Initially, a young owl is taught to turn its head toward a sound or light. After reaching adulthood, the owl is fitted with prismatic spectacles causing its vision to shift to one side, which has an immediate effect on the owl’s ability to localize visual stimuli. Because the prisms affect only the eyes, the auditory localization is initially the same, but over time, the owl’s response to sound begins to shift toward its response to light – the owl exhibits adaptive plasticity.

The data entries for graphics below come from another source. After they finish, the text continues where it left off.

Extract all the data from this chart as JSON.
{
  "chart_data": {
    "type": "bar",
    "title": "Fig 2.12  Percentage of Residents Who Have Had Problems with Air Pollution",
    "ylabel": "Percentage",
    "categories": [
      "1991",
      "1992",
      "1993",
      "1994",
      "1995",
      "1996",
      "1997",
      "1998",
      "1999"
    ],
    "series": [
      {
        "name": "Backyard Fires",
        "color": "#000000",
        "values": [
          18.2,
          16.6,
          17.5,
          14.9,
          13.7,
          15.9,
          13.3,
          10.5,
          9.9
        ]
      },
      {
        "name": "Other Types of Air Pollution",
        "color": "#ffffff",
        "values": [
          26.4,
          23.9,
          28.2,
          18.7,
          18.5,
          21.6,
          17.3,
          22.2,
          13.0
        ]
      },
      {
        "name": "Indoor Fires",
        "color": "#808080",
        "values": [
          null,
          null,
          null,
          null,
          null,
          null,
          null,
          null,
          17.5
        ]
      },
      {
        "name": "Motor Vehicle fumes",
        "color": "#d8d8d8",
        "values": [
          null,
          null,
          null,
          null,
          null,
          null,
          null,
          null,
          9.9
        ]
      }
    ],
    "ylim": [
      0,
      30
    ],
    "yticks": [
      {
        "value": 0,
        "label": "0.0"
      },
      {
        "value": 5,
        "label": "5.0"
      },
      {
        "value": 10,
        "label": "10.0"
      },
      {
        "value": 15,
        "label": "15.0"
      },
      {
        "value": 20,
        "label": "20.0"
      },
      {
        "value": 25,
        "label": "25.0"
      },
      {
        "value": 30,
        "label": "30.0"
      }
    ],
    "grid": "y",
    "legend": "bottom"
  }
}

To understand the cellular changes forming the basis of adaptive plasticity, we record the physiological responses of neurons in the owl’s brain stem to sound and light stimuli, and the relationship between the maps of sound and light is determined. We observe that the owl’s brain demonstrates the results of adaptive plasticity after it has adjusted the hearing response to closely match the altered vision.


The results of this study should aid the efforts of clinicians, such as otolaryngologists and audiologists, working to interpret the relationship between sound localization and speech recognition amid a noisy background. The results should support development of future rehabilitative strategies to maximize the brain’s adaptive auditory plasticity to enable enhanced localization of sound and isolation of speech amid loud and conflicting noises.

Duck O. Kim, D.Sc., has been a professor of neuroscience at the University of Connecticut Health Center in Farmington, Conn., since 1986. His areas of research are signal processing in the mammalian inner ear and brain stem and auditory plasticity of the barn owl. In 1972, he received a Doctorate of Science in biomedical engineering from Washington University, where he taught for 11 years.

Andrew Moiseff, Ph.D., is currently a professor at the University of Connecticut in Storrs, Conn., where he studies barn owl hearing, as well as photic communication by fireflies. He received his doctorate in neurobiology and behavior from Cornell University in Ithaca, N.Y., where he studied acoustical communication in crickets. As a postdoctoral associate at the California Institute of Technology in Pasadena, Calif., he studied barn owl sound localization.